Dalam perkembangan terakhir kekuatan teknologi, komunikasi, dan informasi semakin banyak digunakan dalam praktik perang asimetris. Salah satu cara penggunaan kekuatan tersebut adalah dengan membangun dan menyebarkan informasi Hoax yang kemudian di sebarluaskan secara terus menerus kepada masyarakat/warga dari Negara yang menjadi target. Informasi Hoax tersebut digunakan untuk membangun opini di masyarakat/warga Negara dengan beberapa tujuan, antara lain untuk menimbulkan perselisihan, memicu terjadinya konflik antar sesama masyarakat/warga Negara, memicu terjadinya konflik antara masyarakat/warga Negara dengan aparatur Negara, membuat masyarakat/warga Negara tidak percaya dengan pemerintahnya, dan lain-lain. Dengan begitu, maka Negara yang menjadi target akan hancur dari dalam negerinya sediri tanpa harus di serang dengan kekuatan militer, atau minimal seluruh sumber daya (resources) Negara dan masyarakat akan habis untuk mengurusi berbagai persoalan yang dipicu oleh informasi Hoax tersebut.

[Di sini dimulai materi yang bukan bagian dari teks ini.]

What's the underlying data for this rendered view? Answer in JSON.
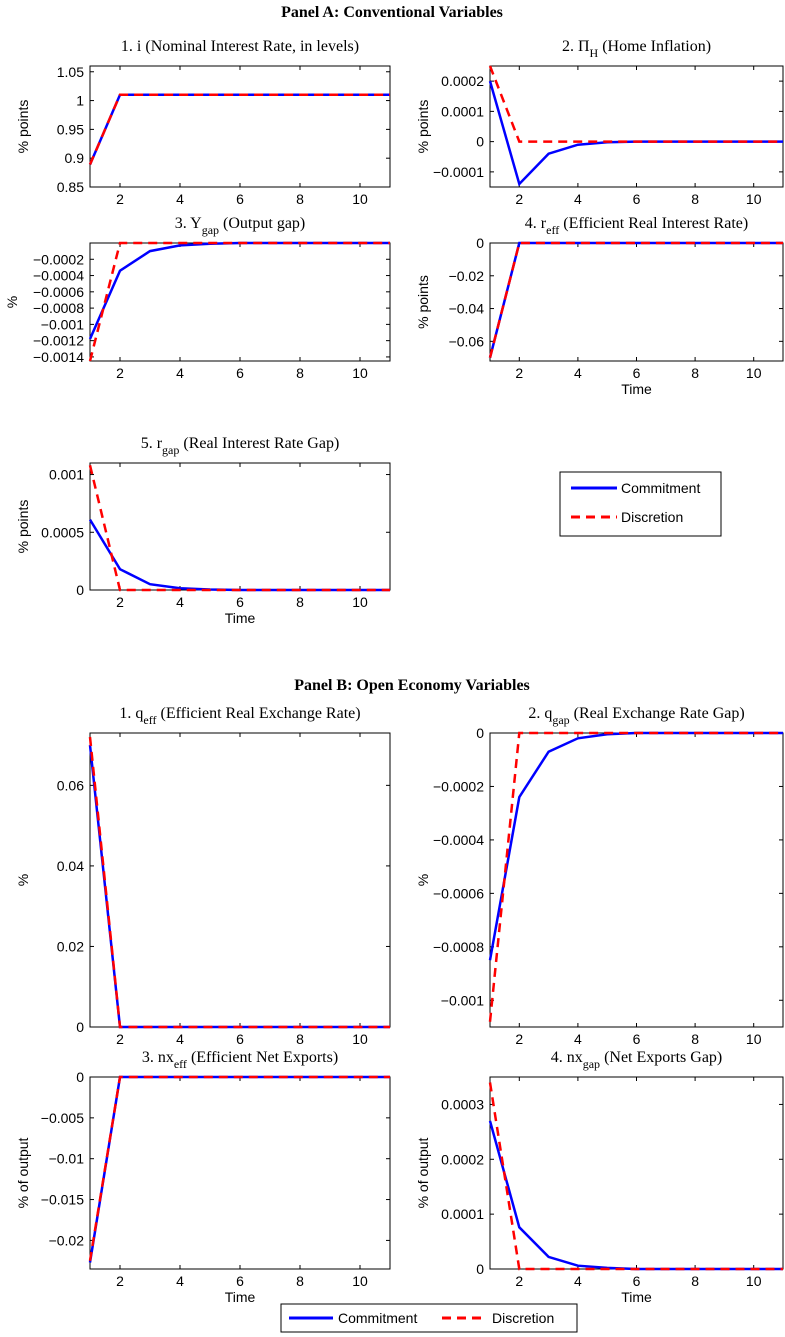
{
  "panels": [
    {
      "title": "Panel A: Conventional Variables"
    },
    {
      "title": "Panel B: Open Economy Variables"
    }
  ],
  "legend": {
    "commitment": "Commitment",
    "discretion": "Discretion"
  },
  "colors": {
    "commitment": "#0000ff",
    "discretion": "#ff0000",
    "axis": "#000000"
  },
  "chart_data": [
    {
      "type": "line",
      "title": {
        "prefix": "1. i ",
        "sub": "",
        "suffix": " (Nominal Interest Rate, in levels)"
      },
      "xlabel": "",
      "ylabel": "% points",
      "xlim": [
        1,
        11
      ],
      "ylim": [
        0.85,
        1.06
      ],
      "xticks": [
        2,
        4,
        6,
        8,
        10
      ],
      "yticks": [
        0.85,
        0.9,
        0.95,
        1,
        1.05
      ],
      "yticklabels": [
        "0.85",
        "0.9",
        "0.95",
        "1",
        "1.05"
      ],
      "x": [
        1,
        2,
        3,
        4,
        5,
        6,
        7,
        8,
        9,
        10,
        11
      ],
      "series": [
        {
          "name": "Commitment",
          "values": [
            0.889,
            1.01,
            1.01,
            1.01,
            1.01,
            1.01,
            1.01,
            1.01,
            1.01,
            1.01,
            1.01
          ]
        },
        {
          "name": "Discretion",
          "values": [
            0.889,
            1.01,
            1.01,
            1.01,
            1.01,
            1.01,
            1.01,
            1.01,
            1.01,
            1.01,
            1.01
          ]
        }
      ]
    },
    {
      "type": "line",
      "title": {
        "prefix": "2. Π",
        "sub": "H",
        "suffix": " (Home Inflation)"
      },
      "xlabel": "",
      "ylabel": "% points",
      "xlim": [
        1,
        11
      ],
      "ylim": [
        -0.00015,
        0.00025
      ],
      "xticks": [
        2,
        4,
        6,
        8,
        10
      ],
      "yticks": [
        -0.0001,
        0,
        0.0001,
        0.0002
      ],
      "yticklabels": [
        "−0.0001",
        "0",
        "0.0001",
        "0.0002"
      ],
      "x": [
        1,
        2,
        3,
        4,
        5,
        6,
        7,
        8,
        9,
        10,
        11
      ],
      "series": [
        {
          "name": "Commitment",
          "values": [
            0.0002,
            -0.00014,
            -4e-05,
            -1e-05,
            -2e-06,
            0,
            0,
            0,
            0,
            0,
            0
          ]
        },
        {
          "name": "Discretion",
          "values": [
            0.00025,
            0,
            0,
            0,
            0,
            0,
            0,
            0,
            0,
            0,
            0
          ]
        }
      ]
    },
    {
      "type": "line",
      "title": {
        "prefix": "3. Y",
        "sub": "gap",
        "suffix": " (Output gap)"
      },
      "xlabel": "",
      "ylabel": "%",
      "xlim": [
        1,
        11
      ],
      "ylim": [
        -0.00145,
        0
      ],
      "xticks": [
        2,
        4,
        6,
        8,
        10
      ],
      "yticks": [
        -0.0014,
        -0.0012,
        -0.001,
        -0.0008,
        -0.0006,
        -0.0004,
        -0.0002
      ],
      "yticklabels": [
        "−0.0014",
        "−0.0012",
        "−0.001",
        "−0.0008",
        "−0.0006",
        "−0.0004",
        "−0.0002"
      ],
      "x": [
        1,
        2,
        3,
        4,
        5,
        6,
        7,
        8,
        9,
        10,
        11
      ],
      "series": [
        {
          "name": "Commitment",
          "values": [
            -0.00118,
            -0.00034,
            -0.0001,
            -3e-05,
            -1e-05,
            0,
            0,
            0,
            0,
            0,
            0
          ]
        },
        {
          "name": "Discretion",
          "values": [
            -0.00145,
            0,
            0,
            0,
            0,
            0,
            0,
            0,
            0,
            0,
            0
          ]
        }
      ]
    },
    {
      "type": "line",
      "title": {
        "prefix": "4. r",
        "sub": "eff",
        "suffix": " (Efficient Real Interest Rate)"
      },
      "xlabel": "Time",
      "ylabel": "% points",
      "xlim": [
        1,
        11
      ],
      "ylim": [
        -0.072,
        0
      ],
      "xticks": [
        2,
        4,
        6,
        8,
        10
      ],
      "yticks": [
        -0.06,
        -0.04,
        -0.02,
        0
      ],
      "yticklabels": [
        "−0.06",
        "−0.04",
        "−0.02",
        "0"
      ],
      "x": [
        1,
        2,
        3,
        4,
        5,
        6,
        7,
        8,
        9,
        10,
        11
      ],
      "series": [
        {
          "name": "Commitment",
          "values": [
            -0.07,
            0,
            0,
            0,
            0,
            0,
            0,
            0,
            0,
            0,
            0
          ]
        },
        {
          "name": "Discretion",
          "values": [
            -0.07,
            0,
            0,
            0,
            0,
            0,
            0,
            0,
            0,
            0,
            0
          ]
        }
      ]
    },
    {
      "type": "line",
      "title": {
        "prefix": "5. r",
        "sub": "gap",
        "suffix": " (Real Interest Rate Gap)"
      },
      "xlabel": "Time",
      "ylabel": "% points",
      "xlim": [
        1,
        11
      ],
      "ylim": [
        0,
        0.0011
      ],
      "xticks": [
        2,
        4,
        6,
        8,
        10
      ],
      "yticks": [
        0,
        0.0005,
        0.001
      ],
      "yticklabels": [
        "0",
        "0.0005",
        "0.001"
      ],
      "x": [
        1,
        2,
        3,
        4,
        5,
        6,
        7,
        8,
        9,
        10,
        11
      ],
      "series": [
        {
          "name": "Commitment",
          "values": [
            0.00061,
            0.00018,
            5e-05,
            1.5e-05,
            4e-06,
            0,
            0,
            0,
            0,
            0,
            0
          ]
        },
        {
          "name": "Discretion",
          "values": [
            0.00108,
            0,
            0,
            0,
            0,
            0,
            0,
            0,
            0,
            0,
            0
          ]
        }
      ]
    },
    {
      "type": "line",
      "title": {
        "prefix": "1. q",
        "sub": "eff",
        "suffix": " (Efficient Real Exchange Rate)"
      },
      "xlabel": "",
      "ylabel": "%",
      "xlim": [
        1,
        11
      ],
      "ylim": [
        0,
        0.073
      ],
      "xticks": [
        2,
        4,
        6,
        8,
        10
      ],
      "yticks": [
        0,
        0.02,
        0.04,
        0.06
      ],
      "yticklabels": [
        "0",
        "0.02",
        "0.04",
        "0.06"
      ],
      "x": [
        1,
        2,
        3,
        4,
        5,
        6,
        7,
        8,
        9,
        10,
        11
      ],
      "series": [
        {
          "name": "Commitment",
          "values": [
            0.07,
            0,
            0,
            0,
            0,
            0,
            0,
            0,
            0,
            0,
            0
          ]
        },
        {
          "name": "Discretion",
          "values": [
            0.072,
            0,
            0,
            0,
            0,
            0,
            0,
            0,
            0,
            0,
            0
          ]
        }
      ]
    },
    {
      "type": "line",
      "title": {
        "prefix": "2. q",
        "sub": "gap",
        "suffix": " (Real Exchange Rate Gap)"
      },
      "xlabel": "",
      "ylabel": "%",
      "xlim": [
        1,
        11
      ],
      "ylim": [
        -0.0011,
        0
      ],
      "xticks": [
        2,
        4,
        6,
        8,
        10
      ],
      "yticks": [
        -0.001,
        -0.0008,
        -0.0006,
        -0.0004,
        -0.0002,
        0
      ],
      "yticklabels": [
        "−0.001",
        "−0.0008",
        "−0.0006",
        "−0.0004",
        "−0.0002",
        "0"
      ],
      "x": [
        1,
        2,
        3,
        4,
        5,
        6,
        7,
        8,
        9,
        10,
        11
      ],
      "series": [
        {
          "name": "Commitment",
          "values": [
            -0.00085,
            -0.00024,
            -7e-05,
            -2e-05,
            -5e-06,
            0,
            0,
            0,
            0,
            0,
            0
          ]
        },
        {
          "name": "Discretion",
          "values": [
            -0.00108,
            0,
            0,
            0,
            0,
            0,
            0,
            0,
            0,
            0,
            0
          ]
        }
      ]
    },
    {
      "type": "line",
      "title": {
        "prefix": "3. nx",
        "sub": "eff",
        "suffix": " (Efficient Net Exports)"
      },
      "xlabel": "Time",
      "ylabel": "% of output",
      "xlim": [
        1,
        11
      ],
      "ylim": [
        -0.0235,
        0
      ],
      "xticks": [
        2,
        4,
        6,
        8,
        10
      ],
      "yticks": [
        -0.02,
        -0.015,
        -0.01,
        -0.005,
        0
      ],
      "yticklabels": [
        "−0.02",
        "−0.015",
        "−0.01",
        "−0.005",
        "0"
      ],
      "x": [
        1,
        2,
        3,
        4,
        5,
        6,
        7,
        8,
        9,
        10,
        11
      ],
      "series": [
        {
          "name": "Commitment",
          "values": [
            -0.0227,
            0,
            0,
            0,
            0,
            0,
            0,
            0,
            0,
            0,
            0
          ]
        },
        {
          "name": "Discretion",
          "values": [
            -0.0225,
            0,
            0,
            0,
            0,
            0,
            0,
            0,
            0,
            0,
            0
          ]
        }
      ]
    },
    {
      "type": "line",
      "title": {
        "prefix": "4. nx",
        "sub": "gap",
        "suffix": " (Net Exports Gap)"
      },
      "xlabel": "Time",
      "ylabel": "% of output",
      "xlim": [
        1,
        11
      ],
      "ylim": [
        0,
        0.00035
      ],
      "xticks": [
        2,
        4,
        6,
        8,
        10
      ],
      "yticks": [
        0,
        0.0001,
        0.0002,
        0.0003
      ],
      "yticklabels": [
        "0",
        "0.0001",
        "0.0002",
        "0.0003"
      ],
      "x": [
        1,
        2,
        3,
        4,
        5,
        6,
        7,
        8,
        9,
        10,
        11
      ],
      "series": [
        {
          "name": "Commitment",
          "values": [
            0.00027,
            7.6e-05,
            2.2e-05,
            6e-06,
            2e-06,
            0,
            0,
            0,
            0,
            0,
            0
          ]
        },
        {
          "name": "Discretion",
          "values": [
            0.00034,
            0,
            0,
            0,
            0,
            0,
            0,
            0,
            0,
            0,
            0
          ]
        }
      ]
    }
  ]
}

Sebagai Negara yang sangat majemuk, Indonesia sangatlah potensial menjadi target dari model peperangan asimetris menggunakan kekuatan informasi Hoax ini, terlebih masih rendahnya budaya literasi di kalangan masyarakat Indonesia ketika menerima sebuah informasi. Untuk mengantisipasinya ada beberapa hal yang dapat dilakukan dengan melakukan pengecekan secara berulang sebelum mempercayai sebuah informasi kemudian membedakan apakah informasi tersebut bersumber fakta ataukah opini yang dibuat dengan bumbu-bumbu judul dan foto yang provokatif. Selain itu, bijak dan selektif dalam membagikan informasi juga perlu diperhatikan, karena tidak semua informasi walaupun itu benar dan valid dapat dibagikan (share), terlebih jika menyangkut Suku, Agama, Ras dan Antar Golongan (SARA). Dengan begitu maka potensi kerusakan yang ditimbulkan oleh informasi Hoax dapat di minimalisir, serta dapat melindungi Negara ini dari ancaman Asimetris.